Wir lassen sie nicht allein

Foto: amihay982 / envato.com

Gedanken vor unserer aktuell geplanten Reise zu Brüdern in Russland

Von Dr. Gerhard Mersmann

Großlogentage sind nicht nur ein Erlebnis an sich, das sich durch die zeremoniellen Teile wie das Gefühl der Gemeinsamkeit speist, sondern auch die Möglichkeit, immer wieder Brüder aus anderen Ländern kennenzulernen und mit ihnen in Kontakt zu treten. So erging es uns, als wir auf dem letzten Großlogentag in Belgrad waren. Vor allem haben wir uns über die Bekanntschaft mit russischen Brüdern gefreut. Das, was die Maurerei ausmacht, die gemeinsamen Werte und die hohen Anforderungen an die Arbeit an sich selbst, war ein zentrales Thema unserer Begegnung. Allein diese Tatsache vermittelte ein befreiendes Gefühl, ist doch die politische Situation, die durch die Konfrontation in einem Krieg gekennzeichnet ist und die unsere Länder so weit voneinander entfernt hat, ein Kreuz, das beide Seiten tragen.

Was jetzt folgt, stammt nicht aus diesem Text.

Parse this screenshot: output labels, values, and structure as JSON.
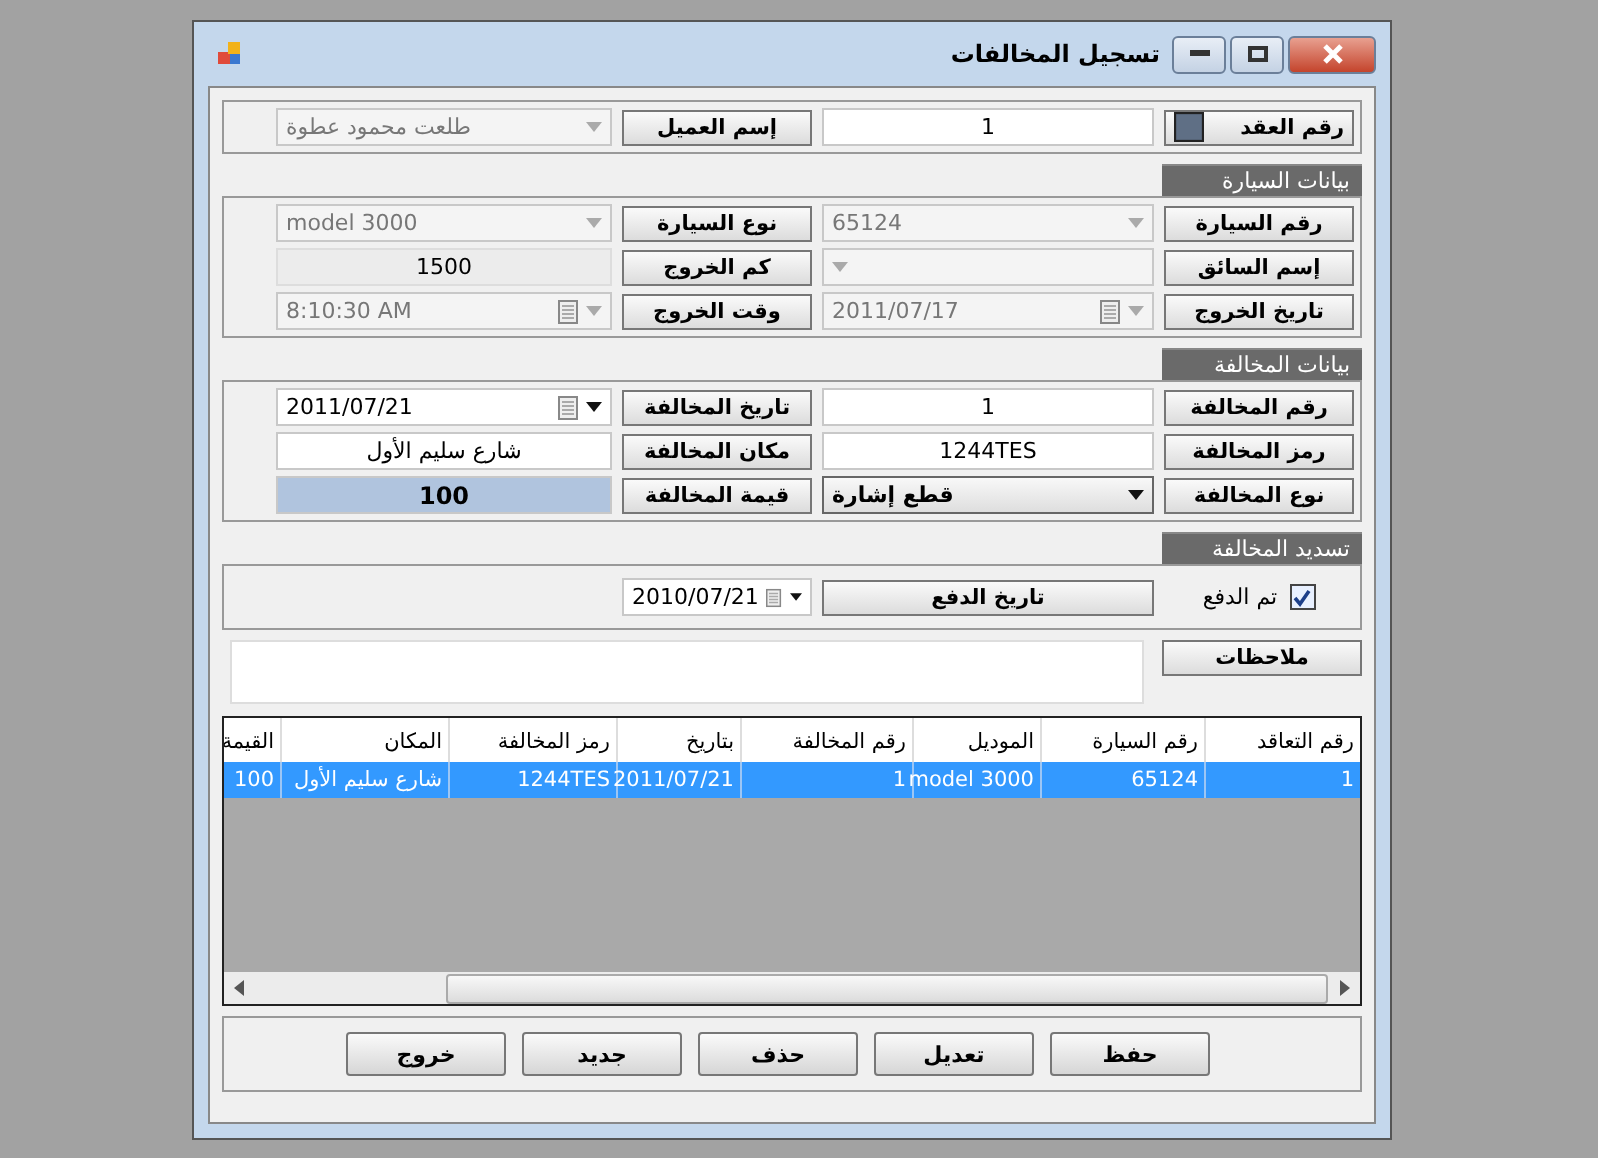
{
  "window": {
    "title": "تسجيل المخالفات"
  },
  "contract": {
    "label": "رقم العقد",
    "value": "1",
    "customer_label": "إسم العميل",
    "customer": "طلعت محمود عطوة",
    "customer_disabled": true
  },
  "sections": [
    {
      "title": "بيانات السيارة",
      "fields": [
        {
          "label": "رقم السيارة",
          "kind": "combo",
          "value": "65124",
          "disabled": true
        },
        {
          "label": "نوع السيارة",
          "kind": "combo",
          "value": "model 3000",
          "disabled": true
        },
        {
          "label": "إسم السائق",
          "kind": "combo",
          "disabled": true
        },
        {
          "label": "كم الخروج",
          "kind": "readonly",
          "value": "1500",
          "disabled": false
        },
        {
          "label": "تاريخ الخروج",
          "kind": "date",
          "value": "2011/07/17",
          "disabled": true
        },
        {
          "label": "وقت الخروج",
          "kind": "date",
          "value": "8:10:30 AM",
          "disabled": true
        }
      ]
    },
    {
      "title": "بيانات المخالفة",
      "fields": [
        {
          "label": "رقم المخالفة",
          "kind": "text",
          "value": "1",
          "disabled": false
        },
        {
          "label": "تاريخ المخالفة",
          "kind": "date",
          "value": "2011/07/21",
          "disabled": false
        },
        {
          "label": "رمز المخالفة",
          "kind": "text",
          "value": "1244TES",
          "disabled": false
        },
        {
          "label": "مكان المخالفة",
          "kind": "text",
          "value": "شارع سليم الأول",
          "disabled": false
        },
        {
          "label": "نوع المخالفة",
          "kind": "dropdown",
          "value": "قطع إشارة",
          "disabled": false
        },
        {
          "label": "قيمة المخالفة",
          "kind": "total",
          "value": "100",
          "disabled": false
        }
      ]
    }
  ],
  "payment": {
    "title": "تسديد المخالفة",
    "paid_label": "تم الدفع",
    "checked": true,
    "date_label": "تاريخ الدفع",
    "date": "2010/07/21"
  },
  "notes": {
    "label": "ملاحظات"
  },
  "table": {
    "columns": [
      "رقم التعاقد",
      "رقم السيارة",
      "الموديل",
      "رقم المخالفة",
      "بتاريخ",
      "رمز المخالفة",
      "المكان",
      "القيمة"
    ],
    "rows": [
      {
        "cells": [
          "1",
          "65124",
          "model 3000",
          "1",
          "2011/07/21",
          "1244TES",
          "شارع سليم الأول",
          "100"
        ],
        "selected": true
      }
    ]
  },
  "buttons": [
    "حفظ",
    "تعديل",
    "حذف",
    "جديد",
    "خروج"
  ]
}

Wir selbst erleben die Einschätzung, was den Krieg in der Ukraine anbetrifft, als einen mentalen Riss in unserer Gesellschaft, der uns in unserer eigenen Loge immer wieder beschäftigt. Was, so ging es uns sogleich durch den Kopf, müssen unsere russischen Brüder in einer solchen Situation durchmachen? Können sie frei agieren, diskutieren sie auch das Für und Wider, sind sie Gefahren ausgesetzt? Der Krieg, so wissen wir in der Freimaurerei, ändert alle Gesetze und errichtet Mauern, die demotivieren können und großes Leid hervorrufen. Wir erleben das in unserer eigenen Welt jeden Tag.

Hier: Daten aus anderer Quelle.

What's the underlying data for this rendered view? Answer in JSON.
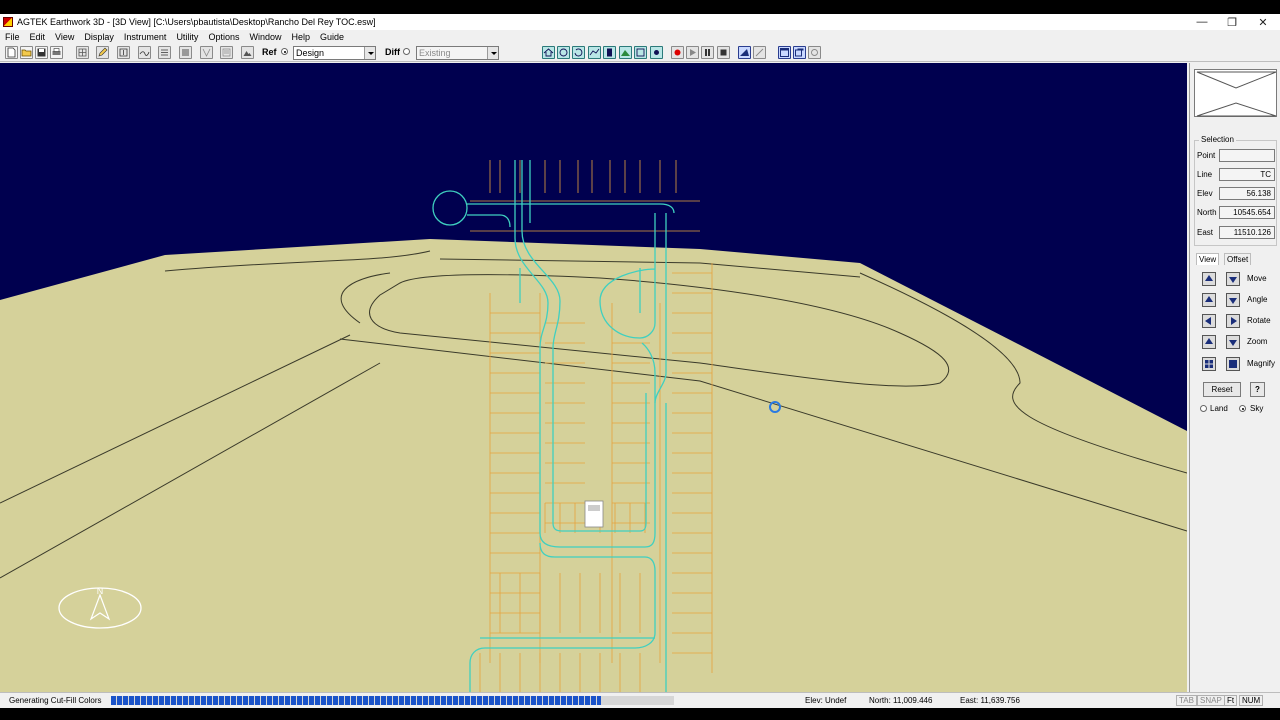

Umso mehr haben wir uns über eine Einladung der russischen Brüder gefreut, sie zu besuchen. Wir hatten signalisiert, und darüber dürfte es in der Freimaurerei keinen Zweifel geben, unseren Prinzipien der Brüderlichkeit und der Humanität verpflichtet zu sein, und dazu gehört, uns in schwierigen Zeiten nicht allein zu lassen. Wir lassen uns durch keine Mächte der Welt in feindliche Lager teilen. Und unsere positive Reaktion auf die Einladung hat gezeigt, dass die Freimaurerei, die sich sui generis aus einer universalistischen Haltung definiert, nicht frei von den Versuchen ist, sie von politischen Lagern und Interessen zu vereinnahmen.

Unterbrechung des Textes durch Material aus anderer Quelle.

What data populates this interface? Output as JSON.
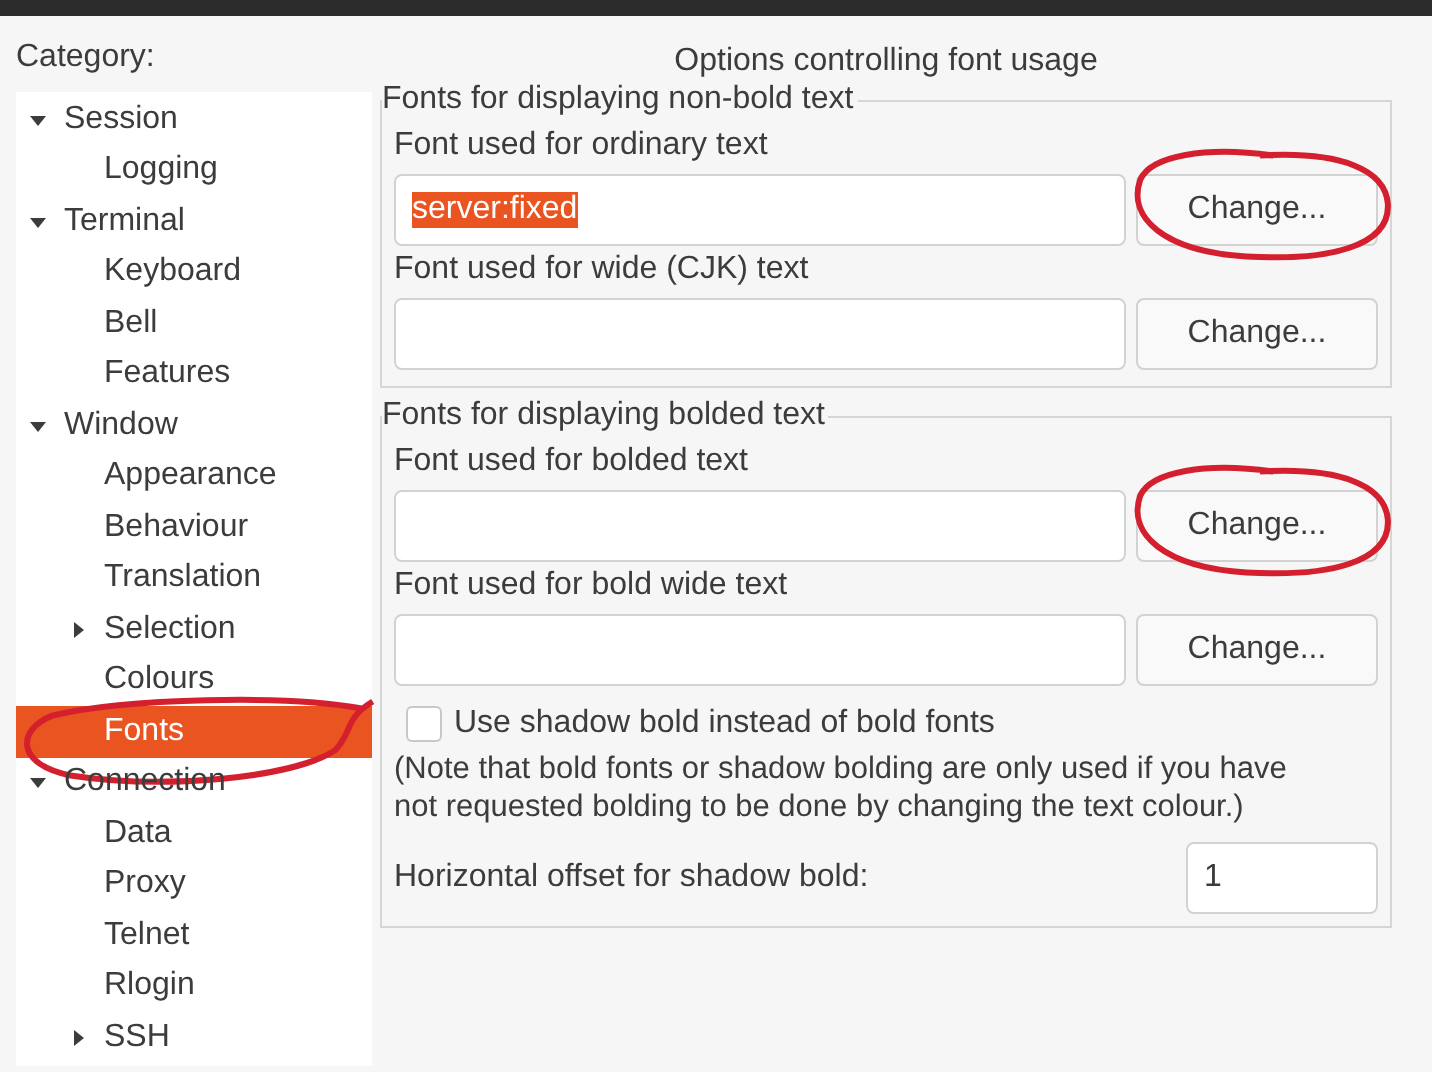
{
  "category_label": "Category:",
  "tree": [
    {
      "label": "Session",
      "expanded": true,
      "selected": false,
      "circled": false,
      "children": [
        {
          "label": "Logging",
          "selected": false,
          "circled": false
        }
      ]
    },
    {
      "label": "Terminal",
      "expanded": true,
      "selected": false,
      "circled": false,
      "children": [
        {
          "label": "Keyboard",
          "selected": false,
          "circled": false
        },
        {
          "label": "Bell",
          "selected": false,
          "circled": false
        },
        {
          "label": "Features",
          "selected": false,
          "circled": false
        }
      ]
    },
    {
      "label": "Window",
      "expanded": true,
      "selected": false,
      "circled": false,
      "children": [
        {
          "label": "Appearance",
          "selected": false,
          "circled": false
        },
        {
          "label": "Behaviour",
          "selected": false,
          "circled": false
        },
        {
          "label": "Translation",
          "selected": false,
          "circled": false
        },
        {
          "label": "Selection",
          "expanded": false,
          "selected": false,
          "circled": false
        },
        {
          "label": "Colours",
          "selected": false,
          "circled": false
        },
        {
          "label": "Fonts",
          "selected": true,
          "circled": true
        }
      ]
    },
    {
      "label": "Connection",
      "expanded": true,
      "selected": false,
      "circled": false,
      "children": [
        {
          "label": "Data",
          "selected": false,
          "circled": false
        },
        {
          "label": "Proxy",
          "selected": false,
          "circled": false
        },
        {
          "label": "Telnet",
          "selected": false,
          "circled": false
        },
        {
          "label": "Rlogin",
          "selected": false,
          "circled": false
        },
        {
          "label": "SSH",
          "expanded": false,
          "selected": false,
          "circled": false
        }
      ]
    }
  ],
  "panel": {
    "title": "Options controlling font usage",
    "groups": [
      {
        "legend": "Fonts for displaying non-bold text",
        "fonts": [
          {
            "label": "Font used for ordinary text",
            "value": "server:fixed",
            "value_selected": true,
            "button": "Change...",
            "circled": true
          },
          {
            "label": "Font used for wide (CJK) text",
            "button": "Change...",
            "circled": false
          }
        ]
      },
      {
        "legend": "Fonts for displaying bolded text",
        "fonts": [
          {
            "label": "Font used for bolded text",
            "button": "Change...",
            "circled": true
          },
          {
            "label": "Font used for bold wide text",
            "button": "Change...",
            "circled": false
          }
        ],
        "checkbox": {
          "label": "Use shadow bold instead of bold fonts",
          "checked": false
        },
        "note": "(Note that bold fonts or shadow bolding are only used if you have not requested bolding to be done by changing the text colour.)",
        "offset": {
          "label": "Horizontal offset for shadow bold:",
          "value": "1"
        }
      }
    ]
  }
}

Von unserem Selbstverständnis ist die Freimaurerei keine politische Organisation, die ihrerseits einen Kurs vorgibt, sondern das schützende Dach für freie Individuen von gutem Ruf, die sich ihrer eigenen Fehlbarkeit bewusst sind und an den Prinzipien der Humanität in brüderlicher Gemeinsamkeit arbeiten wollen. Deshalb folgen wir der Einladung unserer russischen Brüder. Wir lassen sie nicht allein, so wie sie uns nicht allein lassen. 

15 Antworten

  1. Der letzte Satz in diesem Beitrag ist toll. “Wir lassen sie (die Brüder jetzt in Russland, und das gilt sicher
    auch für die in der Ukraine) nicht allein, so wie sie uns nicht allein lassen.”
    Den Menschen in Russland und der Ukraine, die sich nicht
    an diesem Krieg beteiligen wollen, kann über die Menschenrechts- und Friedensorganisation
    connection e.V. geholfen werden. Diese Organisation setzt sich für alle Kriegsdienstverweigerer und
    Deserteure auf der ganzen Welt ein.

  2. Ist es nicht die Bruderkette die genau das ermöglicht und die Qualität des Mörtels ausmacht am Tempel der Humanität.Das schlimmste ist doch ganze Menschengruppen oder Bürger eines Landes oder Staates in Sippenhaft zu nehmen wie es gerade in verschiedenen Glaubensrichtungen und Ideologien geschieht und der Diplomatie keine Chance zu geben.🕊️Frieden schaffen ohne Waffen 🕊️

  3. Wir waren in diesem Jahr bereits das zweite mal in Russland. Der Weg führte über Kaliningrad nach Moskau.
    Ungebrochen ist die herzliche Gastfreundschaft und der ehrliche Wille auch uns, “von der anderen Seite der Welt” verstehen zu wollen.
    Und es lohnt sich. Service, Digitalisierung, Nahverkehr und auch Umweltschutz – erstaunlich was wir angetroffen haben.
    Nur Mut – eine Reise lohnt sich und die Menschen mit denen ich gesprochen haben, konnten sehr gut Politik von menschlichen Beziehungen unterscheiden.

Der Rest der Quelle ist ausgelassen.